Categorical combinators, sequential algorithms, and functional programming
P. -L Curien
This book is a thoroughly revised edition of a monograph that presents an approach to the design and implementation of sequential programming languages based on the relationship between lambda-calculus and category theory. The foundations of a new "categorical" combinatory logic are laid down. Compilation and evaluation techniques are investigated. A simple abstract machine, called the Categorical Abstract Machine, is presented: it has served as the core of the implementation of the language CAML, of the ML family, developed at INRIA-Roquencourt and Ecole Normale Superieure, and first released in 1987. The main characteristics of this approach are conceptual simplicity and compactness, with bearings on portability, efficiency, and correctness proofs. A mathematical semantics of sequentiality is proposed, in which "sequential algorithms" rather than functions are used to interpret procedures. The theoretical investigation has led to the development of a programming language, CDSO, in which basic and functional types are not differentiated. The evaluation framework is a demand-driven data flow network.
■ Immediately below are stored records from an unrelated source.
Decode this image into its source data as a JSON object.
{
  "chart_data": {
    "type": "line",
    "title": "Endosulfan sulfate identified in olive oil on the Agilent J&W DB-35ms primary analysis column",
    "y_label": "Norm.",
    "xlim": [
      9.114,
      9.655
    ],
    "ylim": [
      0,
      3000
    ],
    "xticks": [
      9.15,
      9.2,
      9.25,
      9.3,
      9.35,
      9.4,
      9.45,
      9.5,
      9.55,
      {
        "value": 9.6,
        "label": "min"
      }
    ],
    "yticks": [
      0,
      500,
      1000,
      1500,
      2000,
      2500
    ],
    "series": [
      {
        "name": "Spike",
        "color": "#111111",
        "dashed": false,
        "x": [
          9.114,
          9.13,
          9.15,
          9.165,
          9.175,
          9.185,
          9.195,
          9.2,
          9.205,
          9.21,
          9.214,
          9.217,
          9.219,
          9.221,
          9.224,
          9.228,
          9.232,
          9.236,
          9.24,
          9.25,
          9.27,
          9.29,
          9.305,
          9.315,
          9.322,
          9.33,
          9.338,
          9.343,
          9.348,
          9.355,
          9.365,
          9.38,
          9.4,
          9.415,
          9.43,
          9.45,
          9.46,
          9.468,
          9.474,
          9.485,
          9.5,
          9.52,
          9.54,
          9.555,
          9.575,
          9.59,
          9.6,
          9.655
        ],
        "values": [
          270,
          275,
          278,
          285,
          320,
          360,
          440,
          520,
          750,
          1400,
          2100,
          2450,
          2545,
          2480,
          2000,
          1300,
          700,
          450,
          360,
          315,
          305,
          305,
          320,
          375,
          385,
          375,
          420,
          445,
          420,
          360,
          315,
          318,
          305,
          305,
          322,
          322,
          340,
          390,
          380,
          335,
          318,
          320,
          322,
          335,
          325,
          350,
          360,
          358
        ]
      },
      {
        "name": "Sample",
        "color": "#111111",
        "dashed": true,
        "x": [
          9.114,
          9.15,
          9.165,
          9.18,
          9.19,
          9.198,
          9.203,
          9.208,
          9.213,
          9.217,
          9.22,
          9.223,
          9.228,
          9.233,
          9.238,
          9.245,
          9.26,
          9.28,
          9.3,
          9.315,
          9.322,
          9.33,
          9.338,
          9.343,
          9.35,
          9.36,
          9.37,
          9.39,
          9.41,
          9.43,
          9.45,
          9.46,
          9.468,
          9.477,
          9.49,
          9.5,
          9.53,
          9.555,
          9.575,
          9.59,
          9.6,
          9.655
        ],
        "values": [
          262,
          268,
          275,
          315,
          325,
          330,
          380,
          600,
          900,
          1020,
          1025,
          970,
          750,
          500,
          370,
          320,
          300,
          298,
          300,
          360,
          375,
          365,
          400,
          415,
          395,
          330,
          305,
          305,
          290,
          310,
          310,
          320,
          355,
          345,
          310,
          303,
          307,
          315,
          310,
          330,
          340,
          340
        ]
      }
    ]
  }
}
The model of sequential algorithms is fully abstract with respect to this language: two procedures have the same denotation if and only if they have the same behaviour. Background on full abstraction is given. The new edition covers new results, and introduces new connections, as suggested by the following non-exhaustive fist of keywords: confluence properties of categorical combinators, explicit substitutions, control operations, linear logic, geometry of interaction, strong stability.